Additionally, Carson offers the flat tax as a solution and then sort of flippantly defers that "of course, you have to get rid of loopholes." As if that is some sort of minor issue. In fact, that's the entire issue. He notes that "people who make $10 billion will put in a billion." Yet, that's not close to being true when we speak of corporate income taxes. Companies like GE who make billions of profits often skirt their entire tax bill. Yet, Carson grossly oversimplifies his "flat tax" platform by casually noting we'll just "close the loopholes." Good luck. If he had any ideas on how to do that, or perhaps started a Carson Tax Foundation to make that happen, he might have a truly powerful message and impact. Instead, he simply notes we have to close loopholes. No great wisdom there, and actually a rather naive belief that "we'll just close" them.

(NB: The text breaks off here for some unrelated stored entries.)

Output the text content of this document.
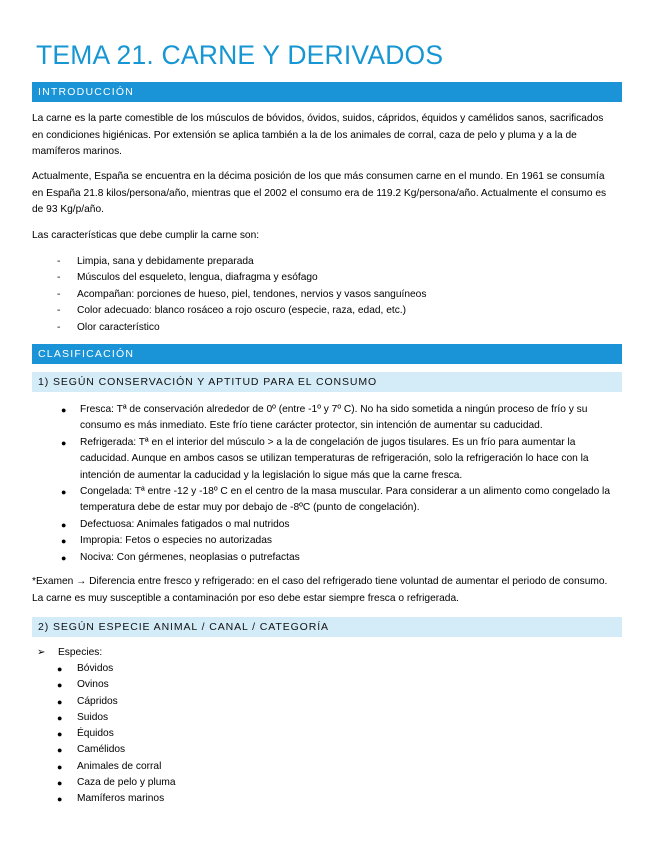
TEMA 21. CARNE Y DERIVADOS
INTRODUCCIÓN
La carne es la parte comestible de los músculos de bóvidos, óvidos, suidos, cápridos, équidos y camélidos sanos, sacrificados en condiciones higiénicas. Por extensión se aplica también a la de los animales de corral, caza de pelo y pluma y a la de mamíferos marinos.
Actualmente, España se encuentra en la décima posición de los que más consumen carne en el mundo. En 1961 se consumía en España 21.8 kilos/persona/año, mientras que el 2002 el consumo era de 119.2 Kg/persona/año. Actualmente el consumo es de 93 Kg/p/año.
Las características que debe cumplir la carne son:
- Limpia, sana y debidamente preparada
- Músculos del esqueleto, lengua, diafragma y esófago
- Acompañan: porciones de hueso, piel, tendones, nervios y vasos sanguíneos
- Color adecuado: blanco rosáceo a rojo oscuro (especie, raza, edad, etc.)
- Olor característico
CLASIFICACIÓN
1) SEGÚN CONSERVACIÓN Y APTITUD PARA EL CONSUMO
● Fresca: Tª de conservación alrededor de 0º (entre -1º y 7º C). No ha sido sometida a ningún proceso de frío y su consumo es más inmediato. Este frío tiene carácter protector, sin intención de aumentar su caducidad.
● Refrigerada: Tª en el interior del músculo > a la de congelación de jugos tisulares. Es un frío para aumentar la caducidad. Aunque en ambos casos se utilizan temperaturas de refrigeración, solo la refrigeración lo hace con la intención de aumentar la caducidad y la legislación lo sigue más que la carne fresca.
● Congelada: Tª entre -12 y -18º C en el centro de la masa muscular. Para considerar a un alimento como congelado la temperatura debe de estar muy por debajo de -8ºC (punto de congelación).
● Defectuosa: Animales fatigados o mal nutridos
● Impropia: Fetos o especies no autorizadas
● Nociva: Con gérmenes, neoplasias o putrefactas
*Examen → Diferencia entre fresco y refrigerado: en el caso del refrigerado tiene voluntad de aumentar el periodo de consumo. La carne es muy susceptible a contaminación por eso debe estar siempre fresca o refrigerada.
2) SEGÚN ESPECIE ANIMAL / CANAL / CATEGORÍA
➢ Especies:
● Bóvidos
● Ovinos
● Cápridos
● Suidos
● Équidos
● Camélidos
● Animales de corral
● Caza de pelo y pluma
● Mamíferos marinos
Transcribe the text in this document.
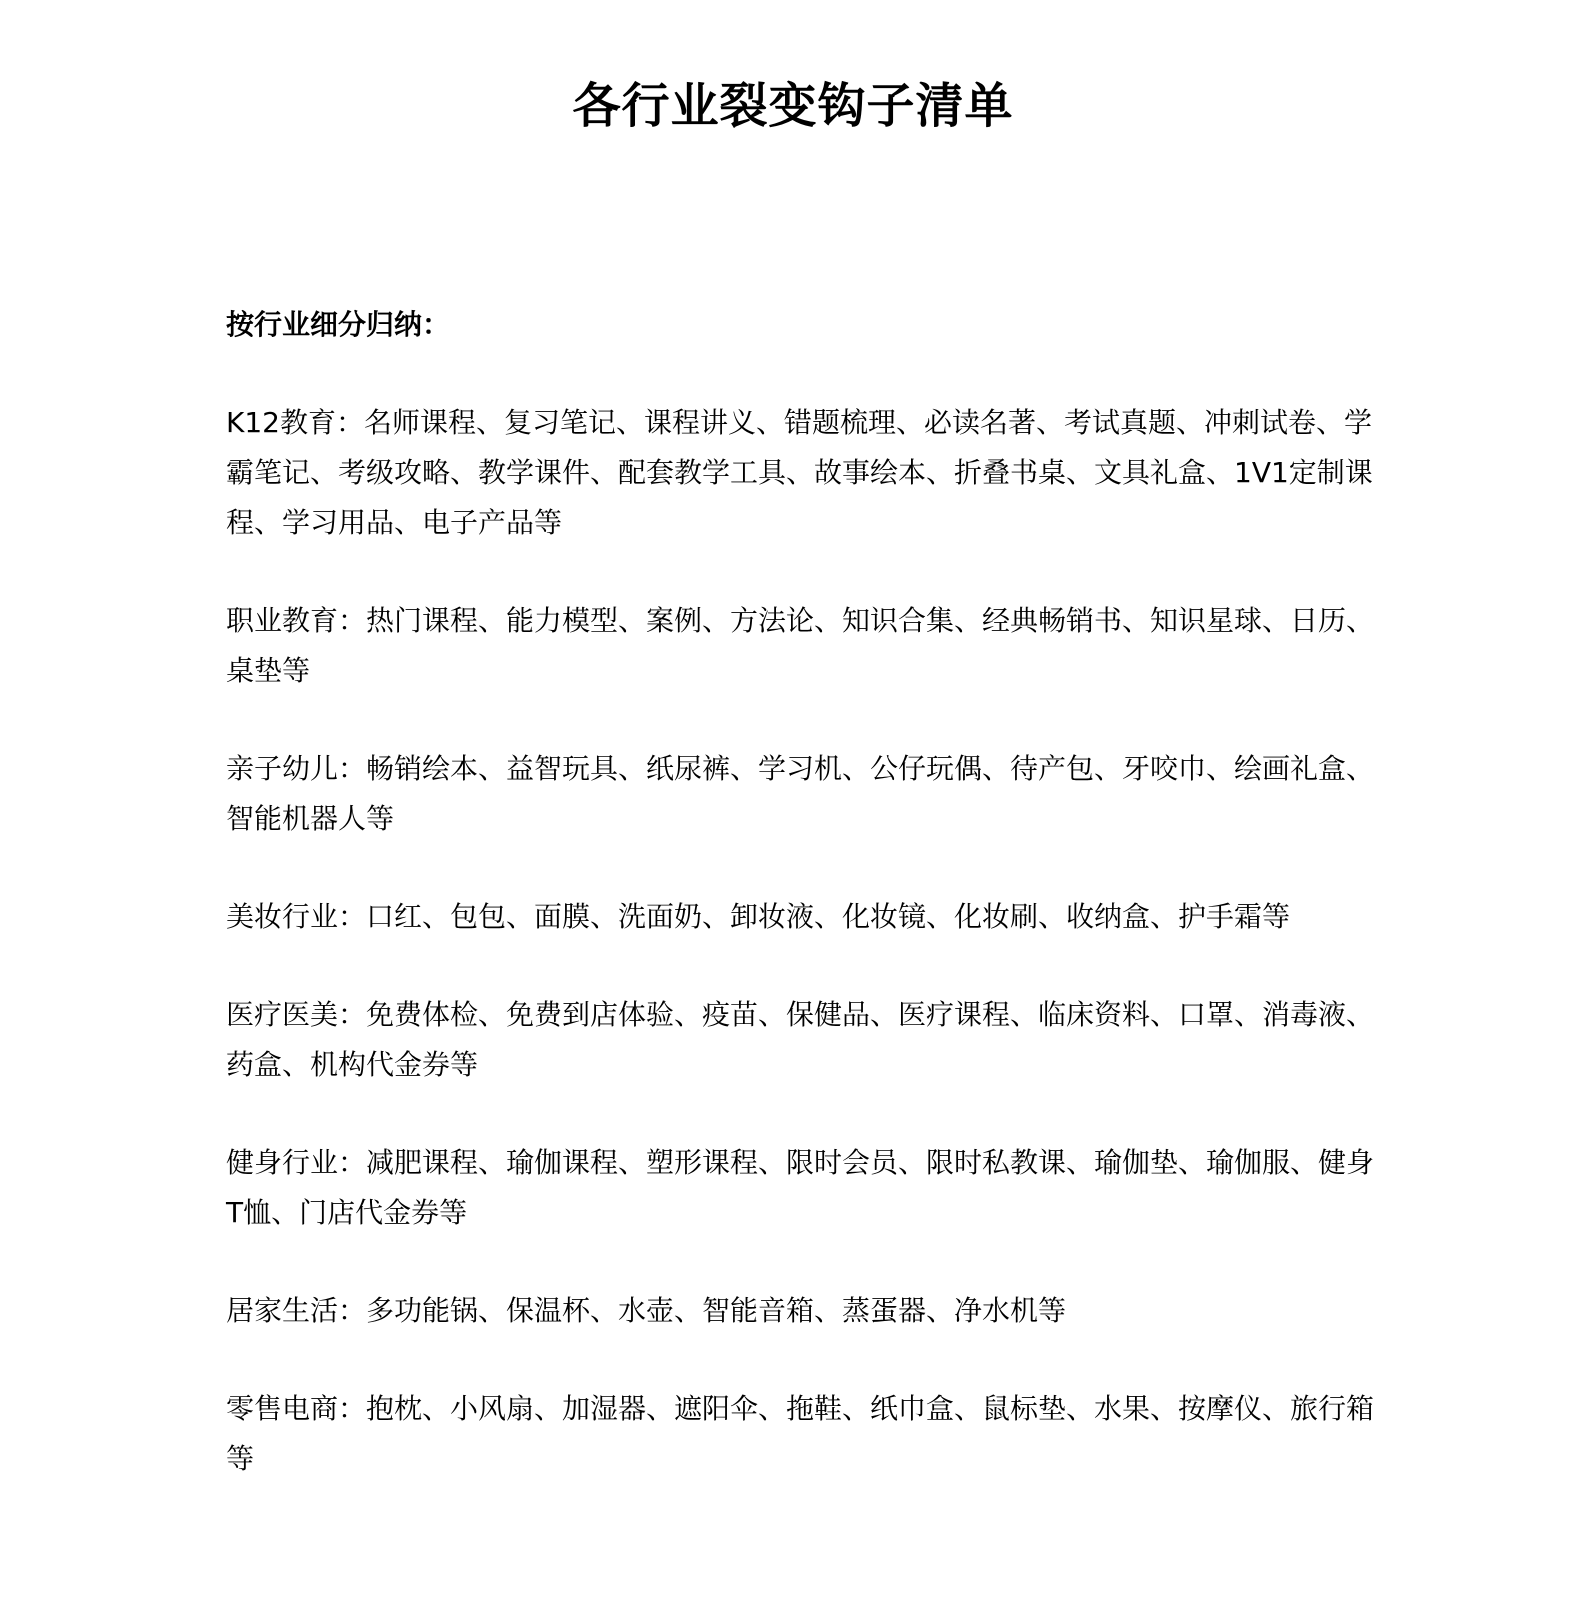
各行业裂变钩子清单

按行业细分归纳：

K12教育：名师课程、复习笔记、课程讲义、错题梳理、必读名著、考试真题、冲刺试卷、学霸笔记、考级攻略、教学课件、配套教学工具、故事绘本、折叠书桌、文具礼盒、1V1定制课程、学习用品、电子产品等

职业教育：热门课程、能力模型、案例、方法论、知识合集、经典畅销书、知识星球、日历、桌垫等

亲子幼儿：畅销绘本、益智玩具、纸尿裤、学习机、公仔玩偶、待产包、牙咬巾、绘画礼盒、智能机器人等

美妆行业：口红、包包、面膜、洗面奶、卸妆液、化妆镜、化妆刷、收纳盒、护手霜等

医疗医美：免费体检、免费到店体验、疫苗、保健品、医疗课程、临床资料、口罩、消毒液、药盒、机构代金券等

健身行业：减肥课程、瑜伽课程、塑形课程、限时会员、限时私教课、瑜伽垫、瑜伽服、健身T恤、门店代金券等

居家生活：多功能锅、保温杯、水壶、智能音箱、蒸蛋器、净水机等

零售电商：抱枕、小风扇、加湿器、遮阳伞、拖鞋、纸巾盒、鼠标垫、水果、按摩仪、旅行箱等
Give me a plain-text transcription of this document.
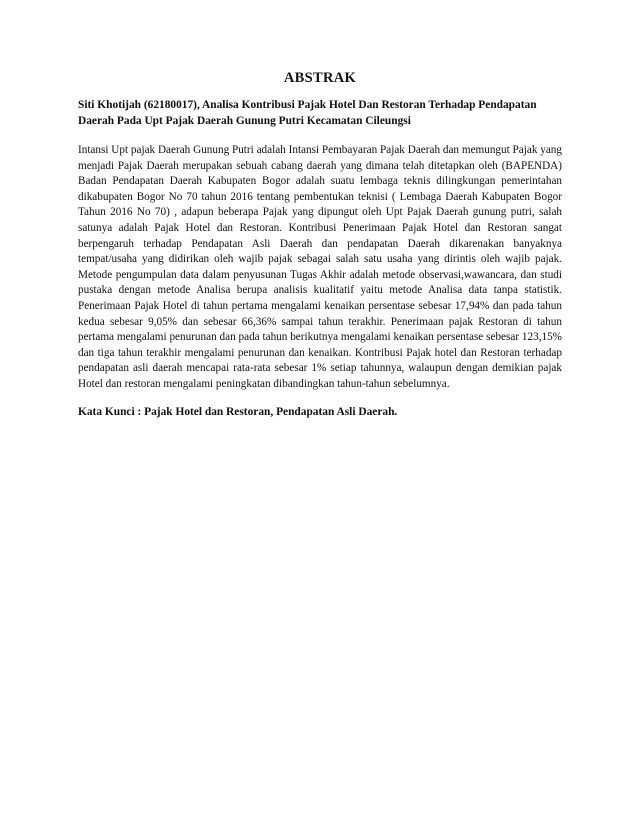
ABSTRAK

Siti Khotijah (62180017), Analisa Kontribusi Pajak Hotel Dan Restoran Terhadap Pendapatan Daerah Pada Upt Pajak Daerah Gunung Putri Kecamatan Cileungsi

Intansi Upt pajak Daerah Gunung Putri adalah Intansi Pembayaran Pajak Daerah dan memungut Pajak yang menjadi Pajak Daerah merupakan sebuah cabang daerah yang dimana telah ditetapkan oleh (BAPENDA) Badan Pendapatan Daerah Kabupaten Bogor adalah suatu lembaga teknis dilingkungan pemerintahan dikabupaten Bogor No 70 tahun 2016 tentang pembentukan teknisi ( Lembaga Daerah Kabupaten Bogor Tahun 2016 No 70) , adapun beberapa Pajak yang dipungut oleh Upt Pajak Daerah gunung putri, salah satunya adalah Pajak Hotel dan Restoran. Kontribusi Penerimaan Pajak Hotel dan Restoran sangat berpengaruh terhadap Pendapatan Asli Daerah dan pendapatan Daerah dikarenakan banyaknya tempat/usaha yang didirikan oleh wajib pajak sebagai salah satu usaha yang dirintis oleh wajib pajak. Metode pengumpulan data dalam penyusunan Tugas Akhir adalah metode observasi,wawancara, dan studi pustaka dengan metode Analisa berupa analisis kualitatif yaitu metode Analisa data tanpa statistik. Penerimaan Pajak Hotel di tahun pertama mengalami kenaikan persentase sebesar 17,94% dan pada tahun kedua sebesar 9,05% dan sebesar 66,36% sampai tahun terakhir. Penerimaan pajak Restoran di tahun pertama mengalami penurunan dan pada tahun berikutnya mengalami kenaikan persentase sebesar 123,15% dan tiga tahun terakhir mengalami penurunan dan kenaikan. Kontribusi Pajak hotel dan Restoran terhadap pendapatan asli daerah mencapai rata-rata sebesar 1% setiap tahunnya, walaupun dengan demikian pajak Hotel dan restoran mengalami peningkatan dibandingkan tahun-tahun sebelumnya.

Kata Kunci : Pajak Hotel dan Restoran, Pendapatan Asli Daerah.
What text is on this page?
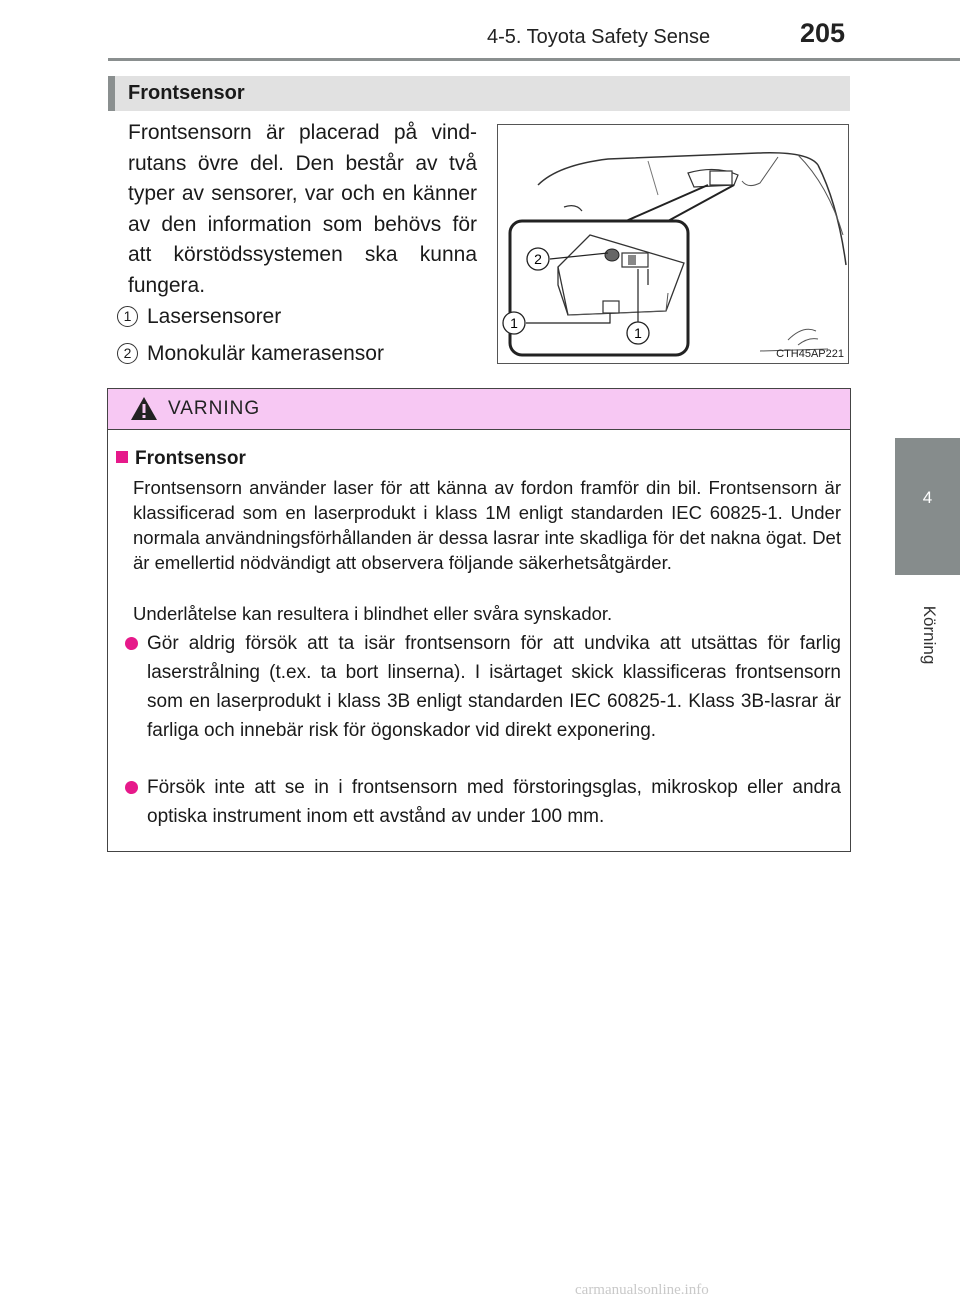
4-5. Toyota Safety Sense	205
4
Körning
Frontsensor
Frontsensorn är placerad på vindrutans övre del. Den består av två typer av sensorer, var och en känner av den information som behövs för att körstödssystemen ska kunna fungera.
1 Lasersensorer
2 Monokulär kamerasensor
2
1
1
CTH45AP221
VARNING
Frontsensor
Frontsensorn använder laser för att känna av fordon framför din bil. Frontsensorn är klassificerad som en laserprodukt i klass 1M enligt standarden IEC 60825-1. Under normala användningsförhållanden är dessa lasrar inte skadliga för det nakna ögat. Det är emellertid nödvändigt att observera följande säkerhetsåtgärder.
Underlåtelse kan resultera i blindhet eller svåra synskador.
Gör aldrig försök att ta isär frontsensorn för att undvika att utsättas för farlig laserstrålning (t.ex. ta bort linserna). I isärtaget skick klassificeras frontsensorn som en laserprodukt i klass 3B enligt standarden IEC 60825-1. Klass 3B-lasrar är farliga och innebär risk för ögonskador vid direkt exponering.
Försök inte att se in i frontsensorn med förstoringsglas, mikroskop eller andra optiska instrument inom ett avstånd av under 100 mm.
carmanualsonline.info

Speaking as a doctor, Carson also proposes a plan to "fix" the health care situation, yet his comments are not only nothing new, but also rather naive and removed from the realities of the health care market. In discussing health care costs, he identifies health saving accounts as some sort of panacea for lowering costs. Sadly, this is neither a unique or revolutionary idea, nor a powerful message, and he provides no evidence that it would do anything to improve health care or lower costs. In fact, I would bet he doesn't have one, and I would bet he is a member of a large group plan for which he pays no out-of-pocket costs. As a consumer of health care on the open market, I'd love to talk to him about the HSA that I have had for my family for years. It's no panacea for controlling health care costs or spending. While the HSA model might be marginally effective fifty years from now for people born today, it does nothing for immediate concerns and it will do nothing to cover costs for many middle and lower class people. I'd imagine there were quite a few Medicare users and people with great group health care through their employers in that crowd, and it's rather insulting for them to cheer such a plan that will never affect them.
Dr. Carson may be a successful man and a great doctor, but he's not very impressive in terms of public policy. While political correctness may be a bad word in his world, it often means simply respecting others whose culture and views are different. Clearly, his desire to not be politically correct - especially in his comment about "Merry Christmas" as simply a gesture of goodwill - is simply his desire to have no respect for others with views and beliefs different than his. I don't find that to be a powerful message about issues facing our country. While that message seems to resonate among the GOP pundits who are writing about him - notably Hannity who interviewed him and the WSJ whose editorial claims he should be president - I don't find him to be anything special as a public speaker. This was certainly not an "amazing speech."